I'm actually pretty happy that they're doing this. This might mean that a lot of the "It started from Fallout 3!!!" fans of the series will actually take time to complete the originals, since they'll probably have already played through 3 and NV. Maybe they'll realize what they've been missing out on...
...okay, maybe not.
Capitalizing on post WWII fear and paranoia of atomic weapons, Bethesda designed the world of the Fallout series with an immediately iconic and recognizable Cold War/Americana aesthetic. Marrying this overall design with a deeply immersive role-playing game experience has made the series a high-water mark other titles are compared to for the last 15 years.
Wasteland is the spiritual forerunner to the Fallout series. It was developed by the same people from Interplay that would go on to work on the Fallout titles at Bethesda.
Is it a nightmare or did i actually read this ?
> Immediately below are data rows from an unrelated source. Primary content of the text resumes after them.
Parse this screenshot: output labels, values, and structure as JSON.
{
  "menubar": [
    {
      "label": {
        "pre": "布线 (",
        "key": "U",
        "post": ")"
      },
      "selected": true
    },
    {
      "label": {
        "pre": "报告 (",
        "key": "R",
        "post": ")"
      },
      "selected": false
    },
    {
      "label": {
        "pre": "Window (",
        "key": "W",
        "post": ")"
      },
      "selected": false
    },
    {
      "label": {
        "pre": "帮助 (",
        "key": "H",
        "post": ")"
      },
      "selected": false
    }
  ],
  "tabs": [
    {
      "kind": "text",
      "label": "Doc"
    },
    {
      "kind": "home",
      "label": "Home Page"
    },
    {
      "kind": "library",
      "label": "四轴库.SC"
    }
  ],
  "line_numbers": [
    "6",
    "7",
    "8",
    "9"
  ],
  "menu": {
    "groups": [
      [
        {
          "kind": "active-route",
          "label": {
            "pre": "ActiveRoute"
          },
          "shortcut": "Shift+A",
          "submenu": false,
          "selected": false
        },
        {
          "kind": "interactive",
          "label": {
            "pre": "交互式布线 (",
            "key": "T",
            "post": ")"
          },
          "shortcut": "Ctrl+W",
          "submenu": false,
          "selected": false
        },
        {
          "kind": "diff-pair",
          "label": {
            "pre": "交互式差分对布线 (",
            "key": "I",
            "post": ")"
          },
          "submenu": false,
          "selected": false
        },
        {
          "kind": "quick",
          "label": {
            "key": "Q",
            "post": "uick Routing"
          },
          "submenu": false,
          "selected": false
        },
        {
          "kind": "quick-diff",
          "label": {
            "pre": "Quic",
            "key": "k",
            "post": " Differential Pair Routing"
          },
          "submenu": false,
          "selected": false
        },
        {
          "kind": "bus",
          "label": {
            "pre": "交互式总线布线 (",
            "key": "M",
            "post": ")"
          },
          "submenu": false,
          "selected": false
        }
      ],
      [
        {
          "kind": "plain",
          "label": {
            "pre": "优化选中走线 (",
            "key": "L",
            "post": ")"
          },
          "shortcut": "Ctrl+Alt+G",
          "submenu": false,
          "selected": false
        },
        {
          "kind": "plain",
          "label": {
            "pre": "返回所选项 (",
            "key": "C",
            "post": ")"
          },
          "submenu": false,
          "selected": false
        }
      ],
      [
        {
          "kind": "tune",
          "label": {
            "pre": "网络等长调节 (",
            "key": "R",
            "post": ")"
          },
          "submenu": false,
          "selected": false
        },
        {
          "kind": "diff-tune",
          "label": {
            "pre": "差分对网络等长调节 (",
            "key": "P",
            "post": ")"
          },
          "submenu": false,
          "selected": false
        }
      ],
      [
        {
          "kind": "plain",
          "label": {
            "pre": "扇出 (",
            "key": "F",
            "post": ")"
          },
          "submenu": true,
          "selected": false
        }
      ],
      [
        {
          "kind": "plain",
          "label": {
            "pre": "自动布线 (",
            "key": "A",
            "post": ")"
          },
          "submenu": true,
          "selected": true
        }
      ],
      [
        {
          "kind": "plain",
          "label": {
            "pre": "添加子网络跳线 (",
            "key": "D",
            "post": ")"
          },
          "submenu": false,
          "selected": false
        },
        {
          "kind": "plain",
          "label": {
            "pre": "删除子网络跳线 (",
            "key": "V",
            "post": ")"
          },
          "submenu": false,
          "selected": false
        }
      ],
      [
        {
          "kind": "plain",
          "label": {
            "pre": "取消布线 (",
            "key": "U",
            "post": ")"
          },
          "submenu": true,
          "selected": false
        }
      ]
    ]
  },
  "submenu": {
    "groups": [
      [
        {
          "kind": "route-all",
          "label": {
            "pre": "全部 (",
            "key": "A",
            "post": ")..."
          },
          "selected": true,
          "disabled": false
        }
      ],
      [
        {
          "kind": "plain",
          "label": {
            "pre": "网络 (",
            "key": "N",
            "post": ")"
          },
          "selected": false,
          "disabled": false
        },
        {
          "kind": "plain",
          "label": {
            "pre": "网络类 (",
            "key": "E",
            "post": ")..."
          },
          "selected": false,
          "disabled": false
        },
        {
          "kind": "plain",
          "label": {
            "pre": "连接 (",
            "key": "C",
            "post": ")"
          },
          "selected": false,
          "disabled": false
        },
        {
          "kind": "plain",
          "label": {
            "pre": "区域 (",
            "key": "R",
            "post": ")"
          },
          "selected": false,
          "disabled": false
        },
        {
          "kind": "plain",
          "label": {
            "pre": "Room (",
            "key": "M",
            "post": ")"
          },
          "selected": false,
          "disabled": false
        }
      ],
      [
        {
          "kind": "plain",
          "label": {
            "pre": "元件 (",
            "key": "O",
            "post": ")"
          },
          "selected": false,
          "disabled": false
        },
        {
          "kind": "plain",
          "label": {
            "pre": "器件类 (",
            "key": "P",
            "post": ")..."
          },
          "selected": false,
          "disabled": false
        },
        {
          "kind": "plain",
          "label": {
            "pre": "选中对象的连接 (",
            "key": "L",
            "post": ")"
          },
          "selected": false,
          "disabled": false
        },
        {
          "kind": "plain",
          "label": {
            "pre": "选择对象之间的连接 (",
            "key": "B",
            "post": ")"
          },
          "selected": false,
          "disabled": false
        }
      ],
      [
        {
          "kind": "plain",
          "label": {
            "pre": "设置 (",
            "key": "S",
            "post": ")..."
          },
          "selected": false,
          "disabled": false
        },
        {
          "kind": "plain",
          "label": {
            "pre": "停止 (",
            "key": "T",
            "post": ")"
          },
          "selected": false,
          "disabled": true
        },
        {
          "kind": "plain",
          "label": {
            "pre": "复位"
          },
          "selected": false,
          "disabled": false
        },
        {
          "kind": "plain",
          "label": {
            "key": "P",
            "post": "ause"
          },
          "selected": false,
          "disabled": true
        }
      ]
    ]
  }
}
I agree with you, the originals had a reason to exist. But the currents they inspired...eh... As you said it yourself: "This 'meta art' thing where the philosophy is the message has been exploited and manipulated by terrible artists".
This is rewriting history...
Flashbacks to the Minitru
And no comments on that page; no method to warn that it's bullcrap.
This reminds me of when I was talking to a guy about Fallout once and he said that there were no Fallout 1 and Fallout 2 because he tried looking for them and he couldn't find anything about it. I'm guessing he checked Gamestops catalog or something.
I once went to a gamestore around here and they told me that PC games had stopped being made 10 years ago...
I'm shocked, horrified and speechless.